I drove with confidence. I paid no mind to my car since I regularly took it for maintenance, it passed the smog check, and everything was up to date. My insurance was on auto-pay, and I was never stopped by the police.
One day, I checked my bank account, casually calculating my expenses. I noticed something strange. Something was missing. I looked for the charges from my car insurance, which I had set to autopay more than a year before. But no charges were present. I knew how much it cost; I assumed it must have been under one of those weirdly named transactions. But try as I might, I couldn't find it.
I looked through my email to find the last interaction I had with them. The last email thanking me for charging my card was more than a year old. I ran to my car, grabbed a copy of my car insurance card, and called the number on the back. The number rang and rang, and went to a voicemail. It didn't sound like a corporate number.
I went to their website. The website gave me a Microsoft IIS server "404 Not Found" page. I googled their name to no avail. But then, I found an old email from them. A farewell email. It stated that they were going out of business and provided the phone number of an alternative company.
My stomach dropped. The realization hit me like a bucket of ice water—I had been driving for a year completely uninsured. Every trip to the grocery store, every commute to work, every weekend drive to visit family—all of it had been one police stop away from disaster. What if I had gotten into an accident? What if someone had been hurt? The financial implications alone made me dizzy.
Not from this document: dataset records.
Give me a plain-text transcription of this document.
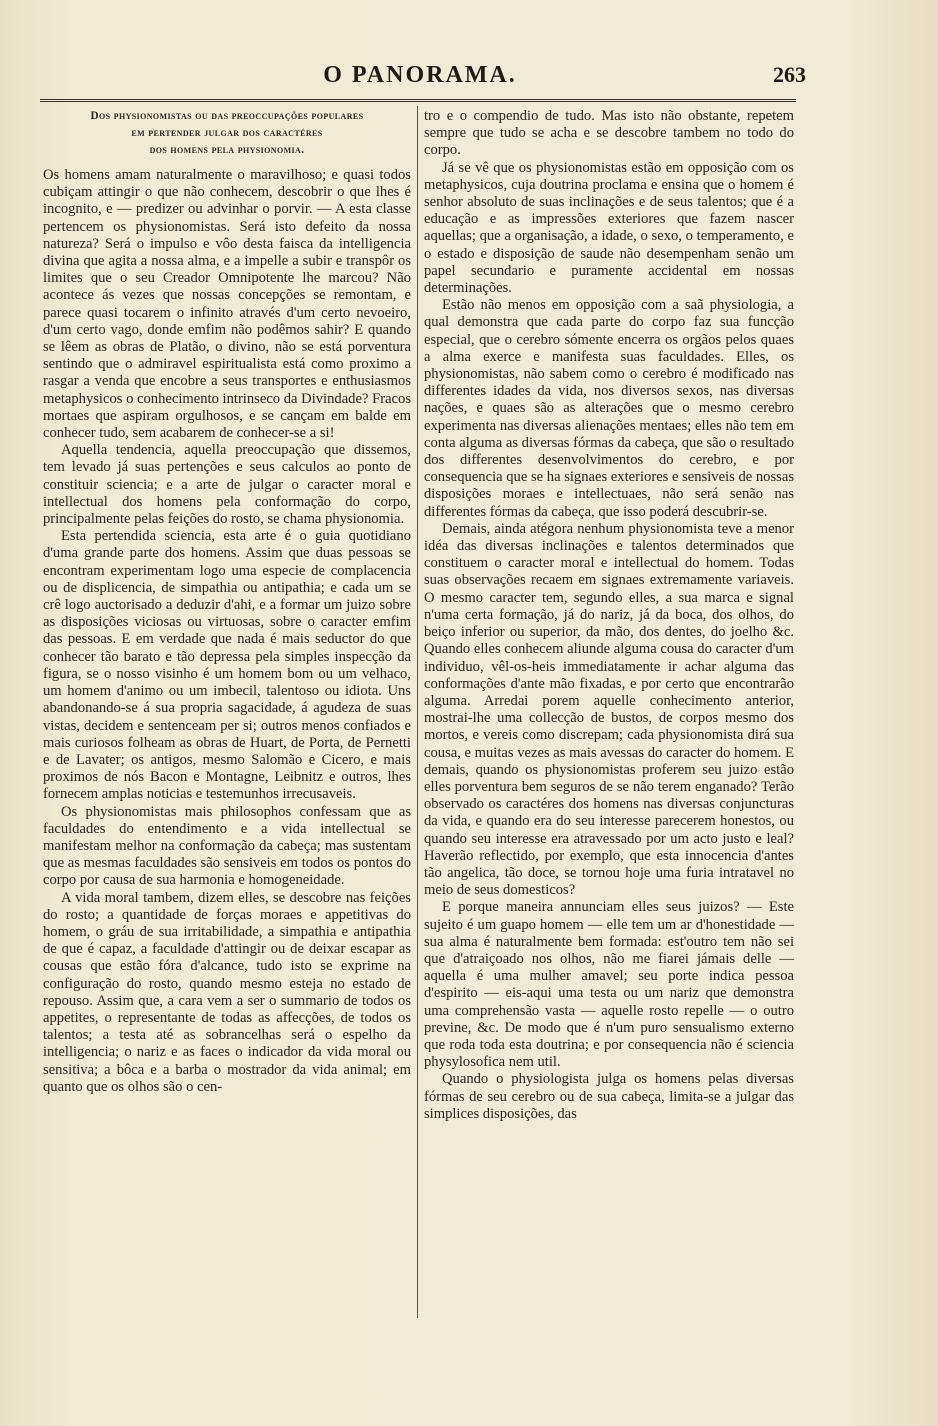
O PANORAMA.	263
Dos physionomistas ou das preoccupações populares
em pertender julgar dos caractéres
dos homens pela physionomia.

Os homens amam naturalmente o maravilhoso; e quasi todos cubiçam attingir o que não conhecem, descobrir o que lhes é incognito, e — predizer ou advinhar o porvir. — A esta classe pertencem os physionomistas. Será isto defeito da nossa natureza? Será o impulso e vôo desta faisca da intelligencia divina que agita a nossa alma, e a impelle a subir e transpôr os limites que o seu Creador Omnipotente lhe marcou? Não acontece ás vezes que nossas concepções se remontam, e parece quasi tocarem o infinito através d'um certo nevoeiro, d'um certo vago, donde emfim não podêmos sahir? E quando se lêem as obras de Platão, o divino, não se está porventura sentindo que o admiravel espiritualista está como proximo a rasgar a venda que encobre a seus transportes e enthusiasmos metaphysicos o conhecimento intrinseco da Divindade? Fracos mortaes que aspiram orgulhosos, e se cançam em balde em conhecer tudo, sem acabarem de conhecer-se a si!

Aquella tendencia, aquella preoccupação que dissemos, tem levado já suas pertenções e seus calculos ao ponto de constituir sciencia; e a arte de julgar o caracter moral e intellectual dos homens pela conformação do corpo, principalmente pelas feições do rosto, se chama physionomia.

Esta pertendida sciencia, esta arte é o guia quotidiano d'uma grande parte dos homens. Assim que duas pessoas se encontram experimentam logo uma especie de complacencia ou de displicencia, de simpathia ou antipathia; e cada um se crê logo auctorisado a deduzir d'ahi, e a formar um juizo sobre as disposições viciosas ou virtuosas, sobre o caracter emfim das pessoas. E em verdade que nada é mais seductor do que conhecer tão barato e tão depressa pela simples inspecção da figura, se o nosso visinho é um homem bom ou um velhaco, um homem d'animo ou um imbecil, talentoso ou idiota. Uns abandonando-se á sua propria sagacidade, á agudeza de suas vistas, decidem e sentenceam per si; outros menos confiados e mais curiosos folheam as obras de Huart, de Porta, de Pernetti e de Lavater; os antigos, mesmo Salomão e Cicero, e mais proximos de nós Bacon e Montagne, Leibnitz e outros, lhes fornecem amplas noticias e testemunhos irrecusaveis.

Os physionomistas mais philosophos confessam que as faculdades do entendimento e a vida intellectual se manifestam melhor na conformação da cabeça; mas sustentam que as mesmas faculdades são sensiveis em todos os pontos do corpo por causa de sua harmonia e homogeneidade.

A vida moral tambem, dizem elles, se descobre nas feições do rosto; a quantidade de forças moraes e appetitivas do homem, o gráu de sua irritabilidade, a simpathia e antipathia de que é capaz, a faculdade d'attingir ou de deixar escapar as cousas que estão fóra d'alcance, tudo isto se exprime na configuração do rosto, quando mesmo esteja no estado de repouso. Assim que, a cara vem a ser o summario de todos os appetites, o representante de todas as affecções, de todos os talentos; a testa até as sobrancelhas será o espelho da intelligencia; o nariz e as faces o indicador da vida moral ou sensitiva; a bôca e a barba o mostrador da vida animal; em quanto que os olhos são o cen-

tro e o compendio de tudo. Mas isto não obstante, repetem sempre que tudo se acha e se descobre tambem no todo do corpo.

Já se vê que os physionomistas estão em opposição com os metaphysicos, cuja doutrina proclama e ensina que o homem é senhor absoluto de suas inclinações e de seus talentos; que é a educação e as impressões exteriores que fazem nascer aquellas; que a organisação, a idade, o sexo, o temperamento, e o estado e disposição de saude não desempenham senão um papel secundario e puramente accidental em nossas determinações.

Estão não menos em opposição com a saã physiologia, a qual demonstra que cada parte do corpo faz sua funcção especial, que o cerebro sómente encerra os orgãos pelos quaes a alma exerce e manifesta suas faculdades. Elles, os physionomistas, não sabem como o cerebro é modificado nas differentes idades da vida, nos diversos sexos, nas diversas nações, e quaes são as alterações que o mesmo cerebro experimenta nas diversas alienações mentaes; elles não tem em conta alguma as diversas fórmas da cabeça, que são o resultado dos differentes desenvolvimentos do cerebro, e por consequencia que se ha signaes exteriores e sensiveis de nossas disposições moraes e intellectuaes, não será senão nas differentes fórmas da cabeça, que isso poderá descubrir-se.

Demais, ainda atégora nenhum physionomista teve a menor idéa das diversas inclinações e talentos determinados que constituem o caracter moral e intellectual do homem. Todas suas observações recaem em signaes extremamente variaveis. O mesmo caracter tem, segundo elles, a sua marca e signal n'uma certa formação, já do nariz, já da boca, dos olhos, do beiço inferior ou superior, da mão, dos dentes, do joelho &c. Quando elles conhecem aliunde alguma cousa do caracter d'um individuo, vêl-os-heis immediatamente ir achar alguma das conformações d'ante mão fixadas, e por certo que encontrarão alguma. Arredai porem aquelle conhecimento anterior, mostrai-lhe uma collecção de bustos, de corpos mesmo dos mortos, e vereis como discrepam; cada physionomista dirá sua cousa, e muitas vezes as mais avessas do caracter do homem. E demais, quando os physionomistas proferem seu juizo estão elles porventura bem seguros de se não terem enganado? Terão observado os caractéres dos homens nas diversas conjuncturas da vida, e quando era do seu interesse parecerem honestos, ou quando seu interesse era atravessado por um acto justo e leal? Haverão reflectido, por exemplo, que esta innocencia d'antes tão angelica, tão doce, se tornou hoje uma furia intratavel no meio de seus domesticos?

E porque maneira annunciam elles seus juizos? — Este sujeito é um guapo homem — elle tem um ar d'honestidade — sua alma é naturalmente bem formada: est'outro tem não sei que d'atraiçoado nos olhos, não me fiarei jámais delle — aquella é uma mulher amavel; seu porte indica pessoa d'espirito — eis-aqui uma testa ou um nariz que demonstra uma comprehensão vasta — aquelle rosto repelle — o outro previne, &c. De modo que é n'um puro sensualismo externo que roda toda esta doutrina; e por consequencia não é sciencia physylosofica nem util.

Quando o physiologista julga os homens pelas diversas fórmas de seu cerebro ou de sua cabeça, limita-se a julgar das simplices disposições, das
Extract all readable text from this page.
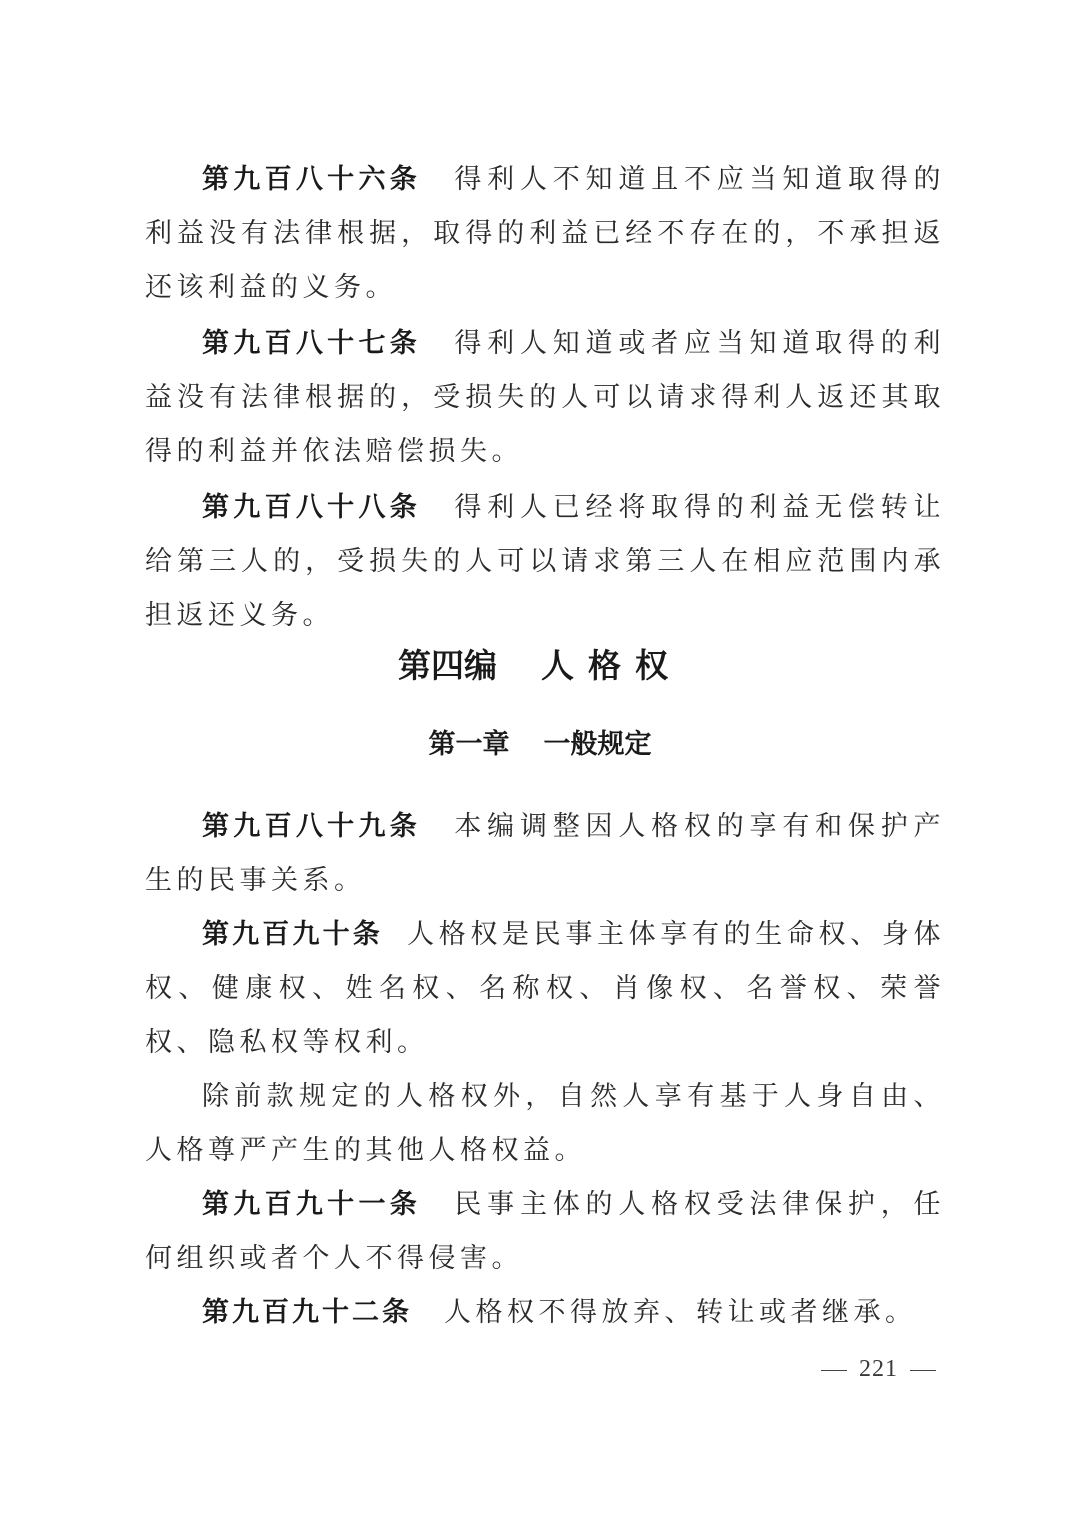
第九百八十六条 得利人不知道且不应当知道取得的利益没有法律根据，取得的利益已经不存在的，不承担返还该利益的义务。

第九百八十七条 得利人知道或者应当知道取得的利益没有法律根据的，受损失的人可以请求得利人返还其取得的利益并依法赔偿损失。

第九百八十八条 得利人已经将取得的利益无偿转让给第三人的，受损失的人可以请求第三人在相应范围内承担返还义务。

第四编 人格权
第一章 一般规定

第九百八十九条 本编调整因人格权的享有和保护产生的民事关系。

第九百九十条 人格权是民事主体享有的生命权、身体权、健康权、姓名权、名称权、肖像权、名誉权、荣誉权、隐私权等权利。

除前款规定的人格权外，自然人享有基于人身自由、人格尊严产生的其他人格权益。

第九百九十一条 民事主体的人格权受法律保护，任何组织或者个人不得侵害。

第九百九十二条 人格权不得放弃、转让或者继承。

221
That night, I barely slept. First thing in the morning, I called the alternative company to get coverage, but I still needed to drive to work that day. I got into my car, now seeing it not as my trusty vehicle but as a liability on wheels. The wheel felt stiff under my sweaty palms. The gas pedal seemed to have two or three extra coils that made it hard to press with my suddenly leaden foot. All of a sudden, all the cars next to me were police cars. Was that siren in the distance coming for me? Did that officer look at me a little too long at the stoplight?
Ignorance was truly bliss. But setting my account to paperless and auto-pay is something I avoid to this day. I'm not saving the forest by going paperless. I'll provide my own chunk of wood if need be. But I'd like to receive my correspondence by mail and set an alert to pay my bills on time. It's a little effort, but the reward is, I don't take the risk of driving a full year without insurance.